Die Anwendung von psychologischen Interventionen bei Frauen, die mit nicht-metastasiertem Brustkrebs diagnostiziert wurden und behandelt werden

Fragestellung

Wir beurteilten die Evidenz zur Wirkung von psychologischen Interventionen auf die psychischen Auswirkungen, die Lebensqualität und das Überleben bei Frauen mit nicht-metastasiertem Brustkrebs (Krebs, der sich nicht außerhalb der Brust ausgebreitet hat).

Hintergrund

Brustkrebs ist weltweit die häufigste Krebsart bei Frauen. Brustkrebs ist eine erschütternde Diagnose. Daher hat sich ein beträchtlicher Teil der Forschung den psychischen Auswirkungen einer Diagnose und der Behandlung von Brustkrebs gewidmet. Die Diagnose und Behandlung von Brustkrebs kann Depressionen und Angstgefühle hervorrufen und die Lebensqualität vermindern.

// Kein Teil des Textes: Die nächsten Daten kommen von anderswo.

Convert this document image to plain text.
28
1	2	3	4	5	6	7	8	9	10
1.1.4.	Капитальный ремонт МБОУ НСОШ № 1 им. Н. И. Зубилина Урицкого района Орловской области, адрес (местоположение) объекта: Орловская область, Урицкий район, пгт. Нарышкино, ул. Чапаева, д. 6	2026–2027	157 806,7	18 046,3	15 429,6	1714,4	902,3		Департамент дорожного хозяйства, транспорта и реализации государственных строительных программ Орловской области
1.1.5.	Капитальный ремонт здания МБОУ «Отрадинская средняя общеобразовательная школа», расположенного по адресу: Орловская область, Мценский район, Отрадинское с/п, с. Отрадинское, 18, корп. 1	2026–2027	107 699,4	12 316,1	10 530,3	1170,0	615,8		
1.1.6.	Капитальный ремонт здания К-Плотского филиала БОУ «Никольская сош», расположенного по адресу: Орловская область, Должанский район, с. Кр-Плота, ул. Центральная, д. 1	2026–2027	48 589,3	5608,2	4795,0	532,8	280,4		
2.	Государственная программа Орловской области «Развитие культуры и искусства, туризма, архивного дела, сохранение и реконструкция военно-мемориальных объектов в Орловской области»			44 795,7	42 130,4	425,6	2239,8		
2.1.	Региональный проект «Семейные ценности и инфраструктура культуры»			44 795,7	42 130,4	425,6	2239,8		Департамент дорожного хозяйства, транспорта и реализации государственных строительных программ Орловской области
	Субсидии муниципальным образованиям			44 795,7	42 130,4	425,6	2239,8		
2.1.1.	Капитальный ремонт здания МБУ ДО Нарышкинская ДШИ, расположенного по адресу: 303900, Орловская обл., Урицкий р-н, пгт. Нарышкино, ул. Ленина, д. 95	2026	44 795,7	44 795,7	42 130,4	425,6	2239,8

Daher wurden zahlreiche psychologische Interventionen entwickelt, den entstandenen psychischen Kummer, der mit einer Brustkrebs Diagnose einhergeht, zu lindern.

Studienmerkmale
Die Evidenz ist auf dem Stand von Mai 2013. Eingeschlossen wurden Interventionen, die in Gruppensettings (Gruppenintervention), in Einzeltherapie zwischen Therapeut und Patient (individuelle Intervention) oder in der Form von Paartherapie, in der der Patient mit dem Lebensgefährten gemeinsam an den Therapieeinheiten teilnimmt (Paarintervention), durchgeführt wurden. Die Kontrollgruppe erhielt entweder Informationsbroschüren oder die Möglichkeit zum Besuch von Seminaren und Entspannungskursen. Eine umfangreiche Literatursuche wurde durchgeführt. 28 Studien mit insgesamt 3940 Teilnehmern wurden eingeschlossen. Die Mehrheit (24 von 28 Studien) der Interventionen basierte auf kognitiver Verhaltenstherapie, welche zum Ziel hat, die Gedanken und das Verhalten von Menschen zu verändern. Vier Studien verwendeten Psychotherapie als Intervention. Insgesamt unterschieden sich sowohl die Methoden zur Erfassung der Endpunkte (beispielsweise Angst, Depression und Lebensqualität) als auch die Zeitpunkte der Follow-Up-Messungen zwischen den Studien.

Hauptergebnisse

Frauen, die eine kognitive Verhaltenstherapie erhielten, zeigten eine bedeutende Verminderung von Angstgefühlen, Depression und Stimmungsschwankungen. Dies zeigte sich insbesondere wenn die Therapie in einem Gruppensetting durchgeführt wurde. Individuelle kognitive Verhaltenstherapie führte bei Frauen zu einer Verbesserung der Lebensqualität verglichen mit der Kontrollgruppe. Die Auswirkungen auf das Überleben waren aufgrund unpräziser Ergebnisse unklar.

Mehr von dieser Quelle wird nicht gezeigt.